Jean Watson Caritas Processes (Integrated within the program outcomes)

  1. Practicing loving-kindness and equanimity within context of caring consciousness. 
  2. Being authentically present and enabling, and sustaining the deep belief system and subjective life world of self and one being cared for. 
  3. Cultivating one’s own spiritual practices and transpersonal self, going beyond ego self. 
  4. Developing and sustaining a helping-trusting, authentic caring relationship. 
  5. Being present to, and supportive of the expression of positive and negative feelings. 
  6. Creatively using self and all ways of knowing as part of the caring process; engaging in artistry of caring-healing practices. 

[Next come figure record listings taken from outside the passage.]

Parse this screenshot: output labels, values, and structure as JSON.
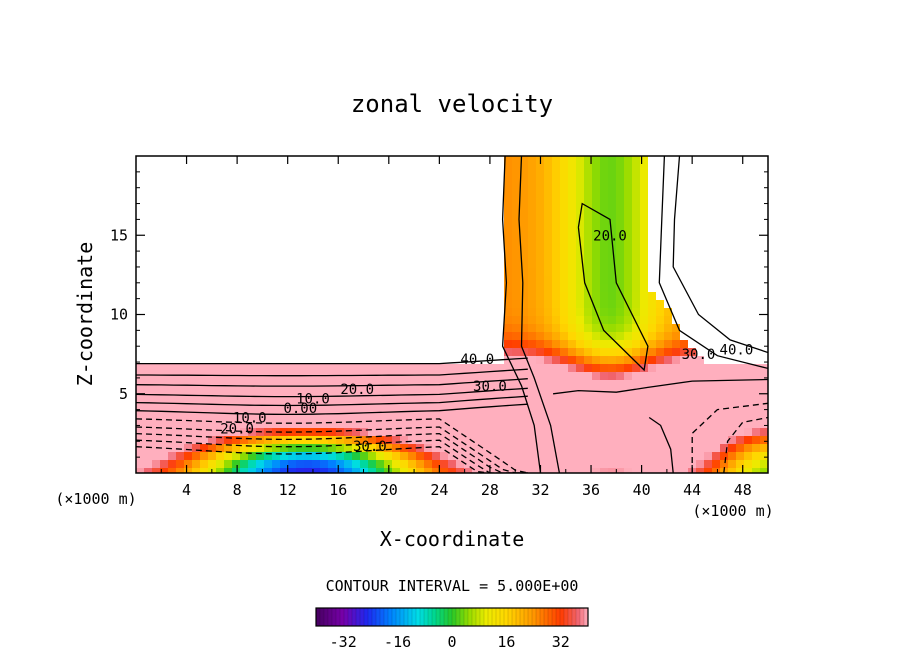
{
  "chart_data": {
    "type": "contour",
    "title": "zonal velocity",
    "xlabel": "X-coordinate",
    "ylabel": "Z-coordinate",
    "x_unit_left": "(×1000 m)",
    "x_unit_right": "(×1000 m)",
    "xlim": [
      0,
      50
    ],
    "ylim": [
      0,
      20
    ],
    "x_ticks": [
      "4",
      "8",
      "12",
      "16",
      "20",
      "24",
      "28",
      "32",
      "36",
      "40",
      "44",
      "48"
    ],
    "y_ticks": [
      "5",
      "10",
      "15"
    ],
    "contour_interval_text": "CONTOUR INTERVAL = 5.000E+00",
    "contour_interval": 5.0,
    "contour_labels": [
      {
        "text": "40.0",
        "x": 27,
        "z": 7.2
      },
      {
        "text": "30.0",
        "x": 28,
        "z": 5.5
      },
      {
        "text": "20.0",
        "x": 17.5,
        "z": 5.3
      },
      {
        "text": "10.0",
        "x": 14,
        "z": 4.7
      },
      {
        "text": "0.00",
        "x": 13,
        "z": 4.1
      },
      {
        "text": "10.0",
        "x": 9,
        "z": 3.5
      },
      {
        "text": "20.0",
        "x": 8,
        "z": 2.8
      },
      {
        "text": "30.0",
        "x": 18.5,
        "z": 1.7
      },
      {
        "text": "20.0",
        "x": 37.5,
        "z": 15
      },
      {
        "text": "30.0",
        "x": 44.5,
        "z": 7.5
      },
      {
        "text": "40.0",
        "x": 47.5,
        "z": 7.8
      }
    ],
    "colorbar": {
      "min": -40,
      "max": 40,
      "ticks": [
        "-32",
        "-16",
        "0",
        "16",
        "32"
      ],
      "tick_values": [
        -32,
        -16,
        0,
        16,
        32
      ]
    },
    "grid": false
  }
}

  7. Engaging in genuine teaching-learning experience that attends to wholeness and meaning, attempting to stay within other’s frame of reference. 
  8. Creating healing environment at all levels, whereby wholeness, beauty, comfort, dignity, and peace are potentiated. 
  9. Assisting with basic needs, with an intentional caring consciousness, administering “human care essentials,” which potentiate alignment of mind-body-spirit, wholeness in all aspects of care. 
  10. Opening and attending to mysterious dimensions of one’s life-death; soul care for self and the one being cared for; “allowing and being open to miracles.”